Oitava – proibição, se for o caso, de sublocação ou de cessão do contrato;

Nona – garantia do contrato (fiador ou fiadores) e se haverá renúncia do benefício de ordem;

Décima – fixação de multa para o caso de inadimplemento; Décima primeira – hipóteses de rescisão do contrato; Décima segunda – foro para dirimir as pendências decorrentes do contrato.”
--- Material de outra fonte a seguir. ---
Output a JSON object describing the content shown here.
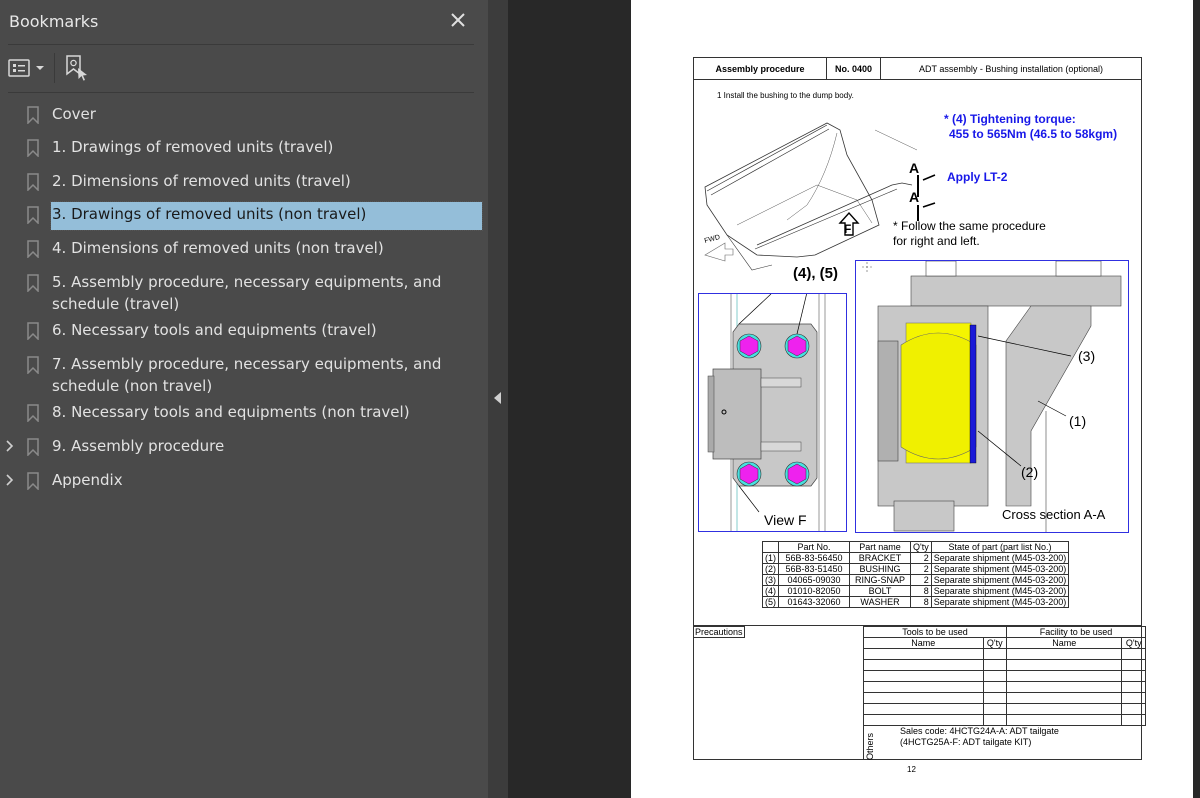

Tal recomendação, da maior valia, nos traz à mente a memória de um experiente advogado de Joaçaba/SC (meu pai, Alexandre Muniz de Queiroz), que durante décadas alugou centenas de imóveis, com baixíssimo índice de inadimplência, utilizando-se de contrato de locação com apenas um único parágrafo, dizendo mais ou menos o seguinte:

“Pelo presente instrumento, FULANO... (qualificação e residência), aluga a BELTRANO... (qualificação)... o imóvel de sua propriedade, situado na rua..., apartamento... (ou sala...), para fins residenciais (ou comerciais), pelo prazo de
... meses, iniciando-se nesta data e vencendo-se em .../.../..., pelo aluguel mensal de $... (...), acrescido dos encargos de IPTU, seguro, luz e água comuns (condomínio), com reajuste anual segundo o índice legal permitido, proibida a sublocação e a cessão, ficando eleito o foro do local do imóvel e, no mais, aplicando-se a legislação pertinente à espécie.”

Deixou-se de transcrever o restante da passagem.